Classification of orthogonal polynomials

In mathematics, the Askey scheme is a way of organizing orthogonal polynomials of hypergeometric or basic hypergeometric type into a hierarchy. For the classical orthogonal polynomials discussed in Andrews & Askey (1985), the Askey scheme was first drawn by Labelle (1985) and by Askey & Wilson (1985), and has since been extended by Koekoek & Swarttouw (1998) and Koekoek, Lesky & Swarttouw (2010) to cover basic orthogonal polynomials.

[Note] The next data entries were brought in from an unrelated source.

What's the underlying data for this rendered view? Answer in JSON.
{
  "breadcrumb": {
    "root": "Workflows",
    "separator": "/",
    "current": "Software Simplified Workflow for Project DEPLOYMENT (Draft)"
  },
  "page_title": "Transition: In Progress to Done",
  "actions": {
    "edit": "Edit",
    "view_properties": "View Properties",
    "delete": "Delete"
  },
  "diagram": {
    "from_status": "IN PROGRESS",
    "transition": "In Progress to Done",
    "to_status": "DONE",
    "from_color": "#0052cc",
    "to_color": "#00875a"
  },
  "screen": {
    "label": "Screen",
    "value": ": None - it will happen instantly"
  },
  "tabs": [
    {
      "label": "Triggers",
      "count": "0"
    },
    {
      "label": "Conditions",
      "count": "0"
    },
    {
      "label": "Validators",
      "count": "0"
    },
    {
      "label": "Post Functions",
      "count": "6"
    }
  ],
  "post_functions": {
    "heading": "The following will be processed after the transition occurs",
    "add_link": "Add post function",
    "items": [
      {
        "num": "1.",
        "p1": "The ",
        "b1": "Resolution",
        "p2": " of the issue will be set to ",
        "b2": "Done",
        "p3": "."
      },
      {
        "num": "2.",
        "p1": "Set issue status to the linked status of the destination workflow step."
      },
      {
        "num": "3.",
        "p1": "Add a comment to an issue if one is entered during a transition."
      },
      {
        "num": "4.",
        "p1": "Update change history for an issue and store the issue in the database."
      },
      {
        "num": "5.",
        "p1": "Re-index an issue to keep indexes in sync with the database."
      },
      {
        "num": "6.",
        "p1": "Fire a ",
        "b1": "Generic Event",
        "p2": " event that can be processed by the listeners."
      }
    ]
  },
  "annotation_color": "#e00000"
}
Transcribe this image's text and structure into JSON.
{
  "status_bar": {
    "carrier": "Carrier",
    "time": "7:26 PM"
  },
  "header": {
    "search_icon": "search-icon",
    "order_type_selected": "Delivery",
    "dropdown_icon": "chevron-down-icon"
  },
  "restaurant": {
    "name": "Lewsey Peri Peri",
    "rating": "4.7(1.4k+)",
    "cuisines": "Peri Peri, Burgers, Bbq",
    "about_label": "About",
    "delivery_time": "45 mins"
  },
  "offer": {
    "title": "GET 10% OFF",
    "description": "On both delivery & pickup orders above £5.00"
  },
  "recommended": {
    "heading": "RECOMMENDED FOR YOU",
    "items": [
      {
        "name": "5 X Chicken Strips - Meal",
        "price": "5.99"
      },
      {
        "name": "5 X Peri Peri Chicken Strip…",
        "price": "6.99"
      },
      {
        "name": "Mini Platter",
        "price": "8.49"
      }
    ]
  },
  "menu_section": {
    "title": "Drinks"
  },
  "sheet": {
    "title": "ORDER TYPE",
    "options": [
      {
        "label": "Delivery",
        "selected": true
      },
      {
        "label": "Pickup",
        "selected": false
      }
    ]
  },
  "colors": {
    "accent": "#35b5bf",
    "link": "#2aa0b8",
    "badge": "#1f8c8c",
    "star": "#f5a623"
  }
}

== Askey scheme for hypergeometric orthogonal polynomials ==

Koekoek, Lesky & Swarttouw (2010) give the following version of the Askey scheme:

- ${}_4F_3(4)$
  Wilson | Racah
- ${}_3F_2(3)$
  Continuous dual Hahn | Continuous Hahn | Hahn | dual Hahn
- ${}_2F_1(2)$
  Meixner–Pollaczek | Jacobi | Pseudo Jacobi | Meixner | Krawtchouk
- ${}_2F_0(1)\ \ / \ \ {}_1F_1(1)$
  Laguerre | Bessel | Charlier
- ${}_2F_0(0)$
  Hermite
Here ${}_pF_q(n)$ indicates a hypergeometric series representation with $n$ parameters

==Askey scheme for basic hypergeometric orthogonal polynomials==

Koekoek, Lesky & Swarttouw (2010) give the following scheme for basic hypergeometric orthogonal polynomials:

- _{4}$\phi$_{3}
  Askey–Wilson | q-Racah
- _{3}$\phi$_{2}
  Continuous dual q-Hahn | Continuous q-Hahn | Big q-Jacobi | q-Hahn | dual q-Hahn
- _{2}$\phi$_{1}
  Al-Salam–Chihara | q-Meixner–Pollaczek | Continuous q-Jacobi | Big q-Laguerre | Little q-Jacobi | q-Meixner | Quantum q-Krawtchouk | q-Krawtchouk | Affine q-Krawtchouk | Dual q-Krawtchouk
- _{2}$\phi$_{0}/_{1}$\phi$_{1}
  Continuous big q-Hermite | Continuous q-Laguerre | Little q-Laguerre | q-Laguerre | q-Bessel | q-Charlier | Al-Salam–Carlitz I | Al-Salam–Carlitz II
- _{1}$\phi$_{0}
  Continuous q-Hermite | Stieltjes–Wigert | Discrete q-Hermite I | Discrete q-Hermite II

==Completeness==
While there are several approaches to constructing still more general families of orthogonal polynomials, it is usually not possible to extend the Askey scheme by reusing hypergeometric functions of the same form. For instance, one might naively hope to find new examples given by
$p_n(x) = {}_{q + 1}F_q \left ( \begin{array}{c} -n, n + \mu, a_1(x), \dots, a_{q - 1}(x) \\ b_1, \dots, b_q \end{array} ; 1 \right )$
above $q = 3$ which corresponds to the Wilson polynomials. This was ruled out in Cheikh, Lamiri & Ouni (2009) under the assumption that the $a_i(x)$ are degree 1 polynomials such that
$\prod_{i = 1}^{q - 1} (a_i(x) + r) = \prod_{i = 1}^{q - 1} a_i(x) + \pi(r)$
for some polynomial $\pi(r)$.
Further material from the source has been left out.